Oz the Great and Powerful – Film Review
Director: Sam Raimi
Cast: James Franco, Mila Kunis, Rachel Weisz
by Dan Berlinka
The jealously guarded copyright to the eternal original Wizard of Oz prevents any direct re-use of elements from Judy Garland’s trip to the Emerald City. But nonetheless Sam Raimi’s quasi-prequel Oz The Great and Powerful pays homage to the 1939 classic by echoing the shift from a black and white (academy ratio) opening to a gloriously saturated Technicolor vision of a land ‘over the rainbow’. Though this new Oz is in widescreen and has probably the most fun use of projectile hurling 3D I’ve seen in ages.
However, despite the hat tip to its ancestor, there’s enough going on here for this new adventure to stand as a film in its own right… But unfortunately one that is neither as great or as powerful as its title claims. James Franco’s huckster is a potentially interesting and surprising lead, insofar as (for much of the movie) he’s more conman than hero.
“Pure spectacle is entrancing”
But there seems to have been a loss of nerve, because his selfish and cowardly qualities are buried under a succession of treacly scenes filled with speeches about belief and having faith. While Franco’s unusually limited performance reduces any moral ambiguity to little more than a cocky grin.
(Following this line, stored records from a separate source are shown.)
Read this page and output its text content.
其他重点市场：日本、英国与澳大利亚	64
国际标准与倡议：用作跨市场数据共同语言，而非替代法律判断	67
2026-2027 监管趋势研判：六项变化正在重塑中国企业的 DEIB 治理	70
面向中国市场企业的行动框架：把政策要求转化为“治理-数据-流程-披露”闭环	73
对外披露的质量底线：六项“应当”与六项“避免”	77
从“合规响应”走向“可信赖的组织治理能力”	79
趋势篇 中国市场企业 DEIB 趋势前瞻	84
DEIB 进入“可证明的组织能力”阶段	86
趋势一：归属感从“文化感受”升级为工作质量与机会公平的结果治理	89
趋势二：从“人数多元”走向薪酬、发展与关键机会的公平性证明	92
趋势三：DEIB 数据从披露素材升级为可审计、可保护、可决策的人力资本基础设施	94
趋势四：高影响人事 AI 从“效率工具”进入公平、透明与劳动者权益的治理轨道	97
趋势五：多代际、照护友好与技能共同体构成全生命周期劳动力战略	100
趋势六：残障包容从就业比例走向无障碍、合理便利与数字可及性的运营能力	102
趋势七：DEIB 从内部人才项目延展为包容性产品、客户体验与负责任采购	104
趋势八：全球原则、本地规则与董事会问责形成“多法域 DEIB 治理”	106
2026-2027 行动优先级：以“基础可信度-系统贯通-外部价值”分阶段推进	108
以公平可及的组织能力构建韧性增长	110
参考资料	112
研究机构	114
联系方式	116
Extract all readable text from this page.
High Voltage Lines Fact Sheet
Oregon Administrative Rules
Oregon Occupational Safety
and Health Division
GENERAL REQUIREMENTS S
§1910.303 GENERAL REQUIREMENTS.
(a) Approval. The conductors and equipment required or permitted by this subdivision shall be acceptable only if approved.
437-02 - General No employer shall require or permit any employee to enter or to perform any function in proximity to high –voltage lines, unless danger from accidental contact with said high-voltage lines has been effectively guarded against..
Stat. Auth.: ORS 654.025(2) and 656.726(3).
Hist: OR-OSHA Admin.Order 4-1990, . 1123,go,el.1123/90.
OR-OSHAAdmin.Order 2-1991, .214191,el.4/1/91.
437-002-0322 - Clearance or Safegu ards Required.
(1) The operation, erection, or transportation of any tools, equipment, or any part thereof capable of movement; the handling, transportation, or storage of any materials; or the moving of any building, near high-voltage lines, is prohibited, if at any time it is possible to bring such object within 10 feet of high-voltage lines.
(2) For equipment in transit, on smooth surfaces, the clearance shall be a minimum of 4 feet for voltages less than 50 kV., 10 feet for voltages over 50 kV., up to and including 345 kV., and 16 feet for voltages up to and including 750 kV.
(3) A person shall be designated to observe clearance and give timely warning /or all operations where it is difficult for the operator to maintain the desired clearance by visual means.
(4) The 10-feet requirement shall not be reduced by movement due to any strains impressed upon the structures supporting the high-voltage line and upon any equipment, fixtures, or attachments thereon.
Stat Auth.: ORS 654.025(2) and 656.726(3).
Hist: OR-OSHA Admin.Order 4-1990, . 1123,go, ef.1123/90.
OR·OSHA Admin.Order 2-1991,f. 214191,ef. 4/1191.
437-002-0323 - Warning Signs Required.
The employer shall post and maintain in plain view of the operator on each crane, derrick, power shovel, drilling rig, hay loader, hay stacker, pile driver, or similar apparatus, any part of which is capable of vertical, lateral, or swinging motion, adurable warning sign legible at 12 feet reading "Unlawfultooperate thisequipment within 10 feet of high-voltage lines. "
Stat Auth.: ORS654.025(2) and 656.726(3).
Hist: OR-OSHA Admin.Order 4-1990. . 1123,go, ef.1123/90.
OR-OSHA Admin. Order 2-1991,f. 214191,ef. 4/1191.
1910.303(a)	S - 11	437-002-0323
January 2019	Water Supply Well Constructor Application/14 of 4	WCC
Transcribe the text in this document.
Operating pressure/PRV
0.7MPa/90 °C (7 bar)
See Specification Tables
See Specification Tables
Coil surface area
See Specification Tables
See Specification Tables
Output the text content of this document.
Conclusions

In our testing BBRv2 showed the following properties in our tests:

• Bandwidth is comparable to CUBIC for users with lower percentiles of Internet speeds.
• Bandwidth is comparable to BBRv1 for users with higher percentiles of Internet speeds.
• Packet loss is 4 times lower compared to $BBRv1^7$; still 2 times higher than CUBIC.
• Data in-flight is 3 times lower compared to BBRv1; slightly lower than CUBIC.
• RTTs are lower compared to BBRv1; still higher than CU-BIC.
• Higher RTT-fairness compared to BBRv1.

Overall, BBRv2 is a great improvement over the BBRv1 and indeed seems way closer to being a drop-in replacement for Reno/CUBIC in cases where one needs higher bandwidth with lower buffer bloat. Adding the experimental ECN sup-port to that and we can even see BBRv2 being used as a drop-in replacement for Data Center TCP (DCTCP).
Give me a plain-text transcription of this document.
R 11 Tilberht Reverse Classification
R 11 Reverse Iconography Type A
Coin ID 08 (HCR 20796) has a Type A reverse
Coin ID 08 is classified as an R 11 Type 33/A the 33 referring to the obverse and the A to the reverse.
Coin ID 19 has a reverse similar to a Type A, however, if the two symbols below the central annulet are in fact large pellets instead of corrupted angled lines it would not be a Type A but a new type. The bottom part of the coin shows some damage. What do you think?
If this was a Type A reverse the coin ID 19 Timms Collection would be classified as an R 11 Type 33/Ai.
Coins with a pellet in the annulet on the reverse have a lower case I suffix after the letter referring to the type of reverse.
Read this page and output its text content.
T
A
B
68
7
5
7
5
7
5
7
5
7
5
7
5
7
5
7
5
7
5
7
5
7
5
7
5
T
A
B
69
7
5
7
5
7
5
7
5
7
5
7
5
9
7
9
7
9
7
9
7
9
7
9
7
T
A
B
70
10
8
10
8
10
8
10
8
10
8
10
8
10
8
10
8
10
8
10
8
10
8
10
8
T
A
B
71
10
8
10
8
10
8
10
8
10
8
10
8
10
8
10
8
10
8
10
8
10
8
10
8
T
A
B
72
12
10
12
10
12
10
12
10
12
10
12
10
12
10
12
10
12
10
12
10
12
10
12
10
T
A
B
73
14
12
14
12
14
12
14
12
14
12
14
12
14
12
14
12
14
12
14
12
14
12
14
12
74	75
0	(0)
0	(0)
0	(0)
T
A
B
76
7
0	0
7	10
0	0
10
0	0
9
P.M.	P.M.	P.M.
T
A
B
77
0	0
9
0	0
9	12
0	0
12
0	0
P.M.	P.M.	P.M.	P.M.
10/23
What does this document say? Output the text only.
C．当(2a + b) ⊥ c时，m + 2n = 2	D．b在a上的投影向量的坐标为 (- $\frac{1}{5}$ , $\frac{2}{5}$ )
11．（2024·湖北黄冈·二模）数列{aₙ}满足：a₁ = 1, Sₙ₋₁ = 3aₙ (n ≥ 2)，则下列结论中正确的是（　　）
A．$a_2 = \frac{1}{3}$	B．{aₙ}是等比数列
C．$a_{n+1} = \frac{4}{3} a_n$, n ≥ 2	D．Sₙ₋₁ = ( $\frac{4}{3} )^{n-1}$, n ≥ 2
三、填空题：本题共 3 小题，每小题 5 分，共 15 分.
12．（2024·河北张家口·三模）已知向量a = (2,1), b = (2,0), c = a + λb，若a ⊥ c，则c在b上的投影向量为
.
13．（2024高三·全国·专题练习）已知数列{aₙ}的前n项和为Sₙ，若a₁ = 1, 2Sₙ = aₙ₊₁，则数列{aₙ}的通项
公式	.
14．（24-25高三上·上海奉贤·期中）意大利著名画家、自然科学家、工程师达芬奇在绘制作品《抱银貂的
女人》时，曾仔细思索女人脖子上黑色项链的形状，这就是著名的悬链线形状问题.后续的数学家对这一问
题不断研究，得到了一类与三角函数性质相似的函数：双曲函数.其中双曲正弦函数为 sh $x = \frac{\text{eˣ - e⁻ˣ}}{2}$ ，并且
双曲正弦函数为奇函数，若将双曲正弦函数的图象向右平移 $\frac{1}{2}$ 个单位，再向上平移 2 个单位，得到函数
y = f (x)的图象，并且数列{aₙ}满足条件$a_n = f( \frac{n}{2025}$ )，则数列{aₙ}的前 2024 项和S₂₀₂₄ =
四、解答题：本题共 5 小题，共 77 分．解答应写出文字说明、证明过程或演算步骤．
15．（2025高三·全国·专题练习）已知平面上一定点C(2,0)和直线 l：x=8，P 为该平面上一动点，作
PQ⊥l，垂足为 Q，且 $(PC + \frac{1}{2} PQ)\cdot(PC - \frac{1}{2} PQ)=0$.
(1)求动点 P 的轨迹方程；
None of the characters have really clear goals (beyond a generic battle between good and evil). This leaves the narrative muddied and nowhere nearly as involving as it should be. And at over two hours long, the story feels slack. With the unnecessarily generous running time dissipating the few moments of danger and tension.
Kids will most likely still enjoy it. The pure spectacle is entrancing if you’re in the right mood. Indeed, the opening titles are beautiful in themselves. But much like Dorothy discovered all those years before, seeing the man behind the curtain ends up being a bit of a disappointment.